Asked to speak at a conference of Quezon City realtors, I told them that they knew more of the industry than I did. However, at times the observation of an interested outsider could be useful.
While reminding them to learn the lessons of the past, I also emphasized that the future will not exactly be like the past. In the case of the real estate bubble which burst during the Asian financial crisis, I do not see in the near horizon any possibility of a financial crisis in Asia, given the safeguards put in place by most central banks in the region. Also if one looks at the prices of land, condominium units, and country club shares, one can see that in the case of country club shares, the nominal price is still lower than the prices in the pre-Asian financial crisis. In the case of real estate and condominium units, even if the nominal prices are higher, in real terms the prices are still below pre-Asian financial crisis levels.
Using a graph from Colliers International for the price of a luxury 3-bedroom condo unit, it shows that the current price per square meter is higher in nominal terms but still below the prices in real terms using 1995 prices as the base year.
Asking them, whether there is a bubble, all were unanimous that such was not the case. In a conversation with Senator Manuel Villar, he noted that the buyers are the end users of the property so that the speculative element is not in the picture. Past experience shows that undue speculation in the market is what drives prices sky-high and creates a bubble. Vice president Jojo Binay has stressed on many occasions the still significant gap between the supply of housing and the demand, especially in the low-income category. The banks also are quite conservative in financing real estate sales which again should dampen any tendency towards a bubble.
Strong demand is expected to continue on the back of the growth of some sectors in the economy. In the BPO sector, the Business Processing Association of the Philippines projects that by 2016, revenues earned will reach US$25 billion with around 1.3 million employees. Published data estimates that this will translate to US$12.9 billion in annual compensation with 13% to be spent on housing.
Remittances from Overseas Filipino Workers are still seen to continue an upward trend as well as a substantial portion going into housing. Per the Asian Development Bank, 2.1% or US$364 million of these will be spent on housing.
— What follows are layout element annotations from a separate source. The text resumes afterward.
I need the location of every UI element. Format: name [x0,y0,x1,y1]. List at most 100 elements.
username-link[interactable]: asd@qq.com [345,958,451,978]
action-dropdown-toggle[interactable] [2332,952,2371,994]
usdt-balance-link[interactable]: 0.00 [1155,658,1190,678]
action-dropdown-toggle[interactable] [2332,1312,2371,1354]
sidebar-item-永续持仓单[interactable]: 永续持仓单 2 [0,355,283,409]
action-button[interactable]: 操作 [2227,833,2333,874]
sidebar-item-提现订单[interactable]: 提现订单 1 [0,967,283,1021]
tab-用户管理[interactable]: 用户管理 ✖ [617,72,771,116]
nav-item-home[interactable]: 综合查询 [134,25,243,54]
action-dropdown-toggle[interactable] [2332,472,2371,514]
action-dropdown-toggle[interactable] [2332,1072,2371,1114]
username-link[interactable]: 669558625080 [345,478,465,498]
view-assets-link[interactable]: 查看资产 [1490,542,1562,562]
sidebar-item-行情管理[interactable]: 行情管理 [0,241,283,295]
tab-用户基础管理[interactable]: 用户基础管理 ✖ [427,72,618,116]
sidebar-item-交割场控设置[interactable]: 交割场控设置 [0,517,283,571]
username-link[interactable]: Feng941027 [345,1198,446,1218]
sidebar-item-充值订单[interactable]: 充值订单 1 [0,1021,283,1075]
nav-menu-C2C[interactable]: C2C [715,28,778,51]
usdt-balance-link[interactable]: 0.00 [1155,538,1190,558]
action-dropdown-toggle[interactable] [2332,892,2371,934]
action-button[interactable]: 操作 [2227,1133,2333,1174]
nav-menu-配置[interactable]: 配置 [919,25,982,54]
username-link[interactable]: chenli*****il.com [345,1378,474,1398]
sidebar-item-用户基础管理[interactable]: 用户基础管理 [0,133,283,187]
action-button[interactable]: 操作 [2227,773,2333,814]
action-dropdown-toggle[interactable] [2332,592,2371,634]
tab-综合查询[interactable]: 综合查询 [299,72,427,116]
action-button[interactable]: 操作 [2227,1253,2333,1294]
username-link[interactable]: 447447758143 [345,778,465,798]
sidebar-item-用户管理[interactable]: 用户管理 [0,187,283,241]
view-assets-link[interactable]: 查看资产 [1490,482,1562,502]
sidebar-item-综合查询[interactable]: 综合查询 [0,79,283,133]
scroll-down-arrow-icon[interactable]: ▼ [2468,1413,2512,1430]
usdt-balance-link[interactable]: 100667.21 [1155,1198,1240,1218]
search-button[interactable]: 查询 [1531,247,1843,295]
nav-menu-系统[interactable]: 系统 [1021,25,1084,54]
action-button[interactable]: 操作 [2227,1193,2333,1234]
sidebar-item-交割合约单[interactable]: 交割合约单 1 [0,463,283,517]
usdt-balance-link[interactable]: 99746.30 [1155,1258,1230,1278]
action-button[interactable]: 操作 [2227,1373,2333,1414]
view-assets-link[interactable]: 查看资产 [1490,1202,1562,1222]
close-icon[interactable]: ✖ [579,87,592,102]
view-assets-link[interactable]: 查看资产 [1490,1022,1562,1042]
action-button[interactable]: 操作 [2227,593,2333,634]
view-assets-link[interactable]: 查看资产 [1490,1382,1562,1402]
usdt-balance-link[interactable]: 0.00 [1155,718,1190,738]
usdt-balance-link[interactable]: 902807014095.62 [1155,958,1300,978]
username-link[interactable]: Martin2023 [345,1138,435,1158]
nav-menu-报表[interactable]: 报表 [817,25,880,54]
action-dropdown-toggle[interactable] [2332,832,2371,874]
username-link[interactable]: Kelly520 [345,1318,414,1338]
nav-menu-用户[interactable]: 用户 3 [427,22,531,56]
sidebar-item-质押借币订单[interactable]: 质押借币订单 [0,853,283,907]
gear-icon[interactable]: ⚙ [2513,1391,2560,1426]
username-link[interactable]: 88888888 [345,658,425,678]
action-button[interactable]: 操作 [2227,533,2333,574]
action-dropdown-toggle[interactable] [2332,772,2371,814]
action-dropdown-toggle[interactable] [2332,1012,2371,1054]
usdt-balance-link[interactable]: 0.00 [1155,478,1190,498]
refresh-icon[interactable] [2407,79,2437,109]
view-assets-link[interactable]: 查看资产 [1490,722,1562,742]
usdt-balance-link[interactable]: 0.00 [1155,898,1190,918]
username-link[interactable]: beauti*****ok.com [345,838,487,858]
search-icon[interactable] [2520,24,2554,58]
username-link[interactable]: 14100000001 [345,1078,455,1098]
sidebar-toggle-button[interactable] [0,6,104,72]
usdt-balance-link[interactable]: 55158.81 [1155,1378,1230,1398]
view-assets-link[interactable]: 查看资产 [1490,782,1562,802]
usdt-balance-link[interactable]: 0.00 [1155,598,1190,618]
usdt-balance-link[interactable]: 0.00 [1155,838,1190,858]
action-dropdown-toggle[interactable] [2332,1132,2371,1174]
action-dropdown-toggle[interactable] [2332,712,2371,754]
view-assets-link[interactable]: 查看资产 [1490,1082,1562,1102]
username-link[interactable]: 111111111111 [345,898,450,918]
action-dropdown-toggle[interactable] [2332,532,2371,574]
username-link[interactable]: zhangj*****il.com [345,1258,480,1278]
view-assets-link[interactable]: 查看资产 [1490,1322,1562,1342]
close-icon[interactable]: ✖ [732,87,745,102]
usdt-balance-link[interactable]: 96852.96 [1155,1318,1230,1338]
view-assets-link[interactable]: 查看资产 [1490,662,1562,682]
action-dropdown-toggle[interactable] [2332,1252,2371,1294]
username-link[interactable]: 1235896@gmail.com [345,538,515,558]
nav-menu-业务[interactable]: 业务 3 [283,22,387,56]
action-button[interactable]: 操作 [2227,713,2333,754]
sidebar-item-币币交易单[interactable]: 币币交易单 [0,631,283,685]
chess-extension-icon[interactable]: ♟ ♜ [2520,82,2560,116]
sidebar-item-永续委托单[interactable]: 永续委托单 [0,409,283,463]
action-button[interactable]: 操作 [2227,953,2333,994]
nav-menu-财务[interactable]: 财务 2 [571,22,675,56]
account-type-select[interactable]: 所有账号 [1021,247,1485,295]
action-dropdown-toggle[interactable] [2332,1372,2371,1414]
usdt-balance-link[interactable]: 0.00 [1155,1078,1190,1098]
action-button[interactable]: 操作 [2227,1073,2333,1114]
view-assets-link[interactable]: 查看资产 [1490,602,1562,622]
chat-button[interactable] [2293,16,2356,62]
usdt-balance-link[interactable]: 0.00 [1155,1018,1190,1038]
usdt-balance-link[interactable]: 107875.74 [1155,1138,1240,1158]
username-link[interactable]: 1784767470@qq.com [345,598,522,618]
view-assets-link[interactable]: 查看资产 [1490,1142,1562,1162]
The Filipino dream to have one's own home will fuel this demand.
Infrastructure development which will stimulate real estate development will accelerate, given the ''Daan Matuwid'' mantra of the Aquino administration which is resulting in project savings which can be plowed into more projects and in the clustering of projects into a holistic and logical pattern. Gone are the days when infrastructure sprouted all over the place with no connection with each other and the only unifying reason was that someone influential with the previous administration asked for the project.
What then can create havoc for these positive projections? I suggested three - if the Aquino administration deviates from the ''Daan matuwid'' and opts to compromise because of ''political realities''; if business, like the real estate industry is, ''taxed out of business''; and if there is a lessening of the resolve to amend the economic provisions of the Philippine Constitution to liberalize entry of foreign investors in real estate and the exploitation of natural resources. I hope these do not happen so that the Philippines will finally exit from the boom and bust economic cycle of the past.
Business Bits. The appointment of Dean Marvic Leonen as Associate Justice of the Supreme Court does not only lower the median age but brings in a fresh and welcome breeze into the judiciary, needing drastic reforms.